Gewürzsortiment zu günstigen Preisen

Um sich zu halten, musste sich Kioskbesitzer Willi Kanertz etwas einfallen lassen: Er bietet seit drei Monaten ein umfangreiches Gewürzsortiment zu günstigen Preisen an. Das soll seine Umsatzeinbußen von bis zu 60 Prozent kompensieren, sagt er. „Die Miete bleibt ja die gleiche.“ Vor allem die Kunden, die auf dem Weg zur Arbeit aus Richtung Graurheindorf mal eben anhielten, um eine Zeitung zu kaufen oder Lotto zu spielen, sie würden ihm fehlen. Und sein Geschäft ist nicht mehr so leicht zu erreichen, zum Beispiel für Rollstuhlfahrer. Er gehe oft zu ihnen raus und bringe ihnen, was sie haben wollten.

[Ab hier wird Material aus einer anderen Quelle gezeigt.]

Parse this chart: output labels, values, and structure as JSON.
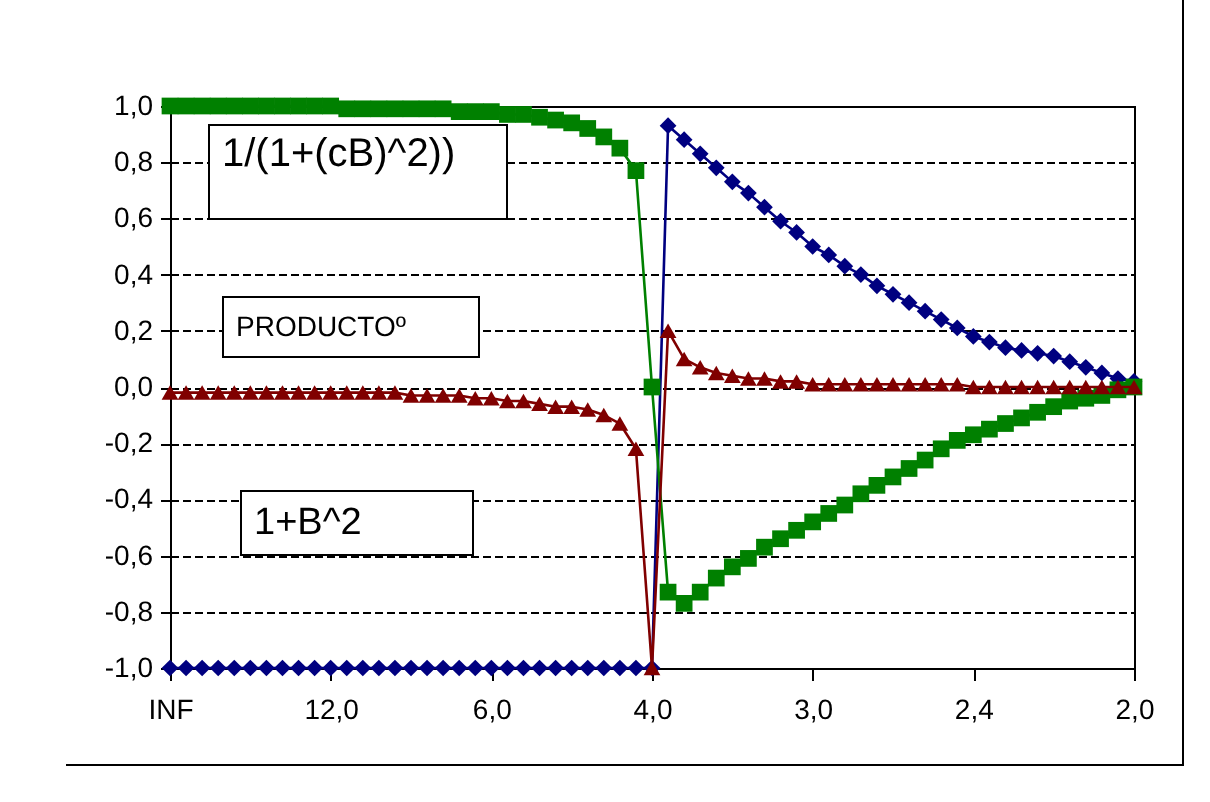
{
  "chart_data": {
    "type": "line",
    "categories": [
      "INF",
      null,
      null,
      null,
      null,
      null,
      null,
      null,
      null,
      null,
      "12,0",
      null,
      null,
      null,
      null,
      null,
      null,
      null,
      null,
      null,
      "6,0",
      null,
      null,
      null,
      null,
      null,
      null,
      null,
      null,
      null,
      "4,0",
      null,
      null,
      null,
      null,
      null,
      null,
      null,
      null,
      null,
      "3,0",
      null,
      null,
      null,
      null,
      null,
      null,
      null,
      null,
      null,
      "2,4",
      null,
      null,
      null,
      null,
      null,
      null,
      null,
      null,
      null,
      "2,0"
    ],
    "series": [
      {
        "color": "#000080",
        "marker": "diamond",
        "values": [
          -1,
          -1,
          -1,
          -1,
          -1,
          -1,
          -1,
          -1,
          -1,
          -1,
          -1,
          -1,
          -1,
          -1,
          -1,
          -1,
          -1,
          -1,
          -1,
          -1,
          -1,
          -1,
          -1,
          -1,
          -1,
          -1,
          -1,
          -1,
          -1,
          -1,
          -1,
          0.93,
          0.88,
          0.83,
          0.78,
          0.73,
          0.69,
          0.64,
          0.59,
          0.55,
          0.5,
          0.47,
          0.43,
          0.4,
          0.36,
          0.33,
          0.3,
          0.27,
          0.24,
          0.21,
          0.18,
          0.16,
          0.14,
          0.13,
          0.12,
          0.11,
          0.09,
          0.07,
          0.05,
          0.03,
          0.02
        ]
      },
      {
        "color": "#008000",
        "marker": "square",
        "values": [
          1,
          1,
          1,
          1,
          1,
          1,
          1,
          1,
          1,
          1,
          1,
          0.99,
          0.99,
          0.99,
          0.99,
          0.99,
          0.99,
          0.99,
          0.98,
          0.98,
          0.98,
          0.97,
          0.97,
          0.96,
          0.95,
          0.94,
          0.92,
          0.89,
          0.85,
          0.77,
          0,
          -0.73,
          -0.77,
          -0.73,
          -0.68,
          -0.64,
          -0.61,
          -0.57,
          -0.54,
          -0.51,
          -0.48,
          -0.45,
          -0.42,
          -0.38,
          -0.35,
          -0.32,
          -0.29,
          -0.26,
          -0.22,
          -0.19,
          -0.17,
          -0.15,
          -0.13,
          -0.11,
          -0.09,
          -0.07,
          -0.05,
          -0.04,
          -0.03,
          -0.01,
          0
        ]
      },
      {
        "color": "#800000",
        "marker": "triangle",
        "values": [
          -0.02,
          -0.02,
          -0.02,
          -0.02,
          -0.02,
          -0.02,
          -0.02,
          -0.02,
          -0.02,
          -0.02,
          -0.02,
          -0.02,
          -0.02,
          -0.02,
          -0.02,
          -0.03,
          -0.03,
          -0.03,
          -0.03,
          -0.04,
          -0.04,
          -0.05,
          -0.05,
          -0.06,
          -0.07,
          -0.07,
          -0.08,
          -0.1,
          -0.13,
          -0.22,
          -1,
          0.2,
          0.1,
          0.07,
          0.05,
          0.04,
          0.03,
          0.03,
          0.02,
          0.02,
          0.01,
          0.01,
          0.01,
          0.01,
          0.01,
          0.01,
          0.01,
          0.01,
          0.01,
          0.01,
          0,
          0,
          0,
          0,
          0,
          0,
          0,
          0,
          0,
          0,
          0
        ]
      }
    ],
    "ylim": [
      -1,
      1
    ],
    "yticks": [
      {
        "value": -1,
        "label": "-1,0"
      },
      {
        "value": -0.8,
        "label": "-0,8"
      },
      {
        "value": -0.6,
        "label": "-0,6"
      },
      {
        "value": -0.4,
        "label": "-0,4"
      },
      {
        "value": -0.2,
        "label": "-0,2"
      },
      {
        "value": 0,
        "label": "0,0"
      },
      {
        "value": 0.2,
        "label": "0,2"
      },
      {
        "value": 0.4,
        "label": "0,4"
      },
      {
        "value": 0.6,
        "label": "0,6"
      },
      {
        "value": 0.8,
        "label": "0,8"
      },
      {
        "value": 1,
        "label": "1,0"
      }
    ],
    "grid": "y",
    "line_style": "solid",
    "annotations": [
      "1/(1+(cB)^2))",
      "PRODUCTOº",
      "1+B^2"
    ]
  }
}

„Die Situation ist so, dass sie keine Freude macht“, sagt er. Inzwischen wünschen sich alle ein Ende der Baustelle, die Frau mit dem Hund auf der Straße ebenso wie Domenik Vellmer am Empfang des Hotels Römerhof. Dieses kann sich noch halten, weil es viele Zimmer Richtung Rhein hat. „Die Zimmer nach vorn werden als letzte vergeben.“ Einige Gäste hätten diese aber wegen der Baustelle auch schon abgelehnt. Anderen sei die Anfahrt zu umständlich.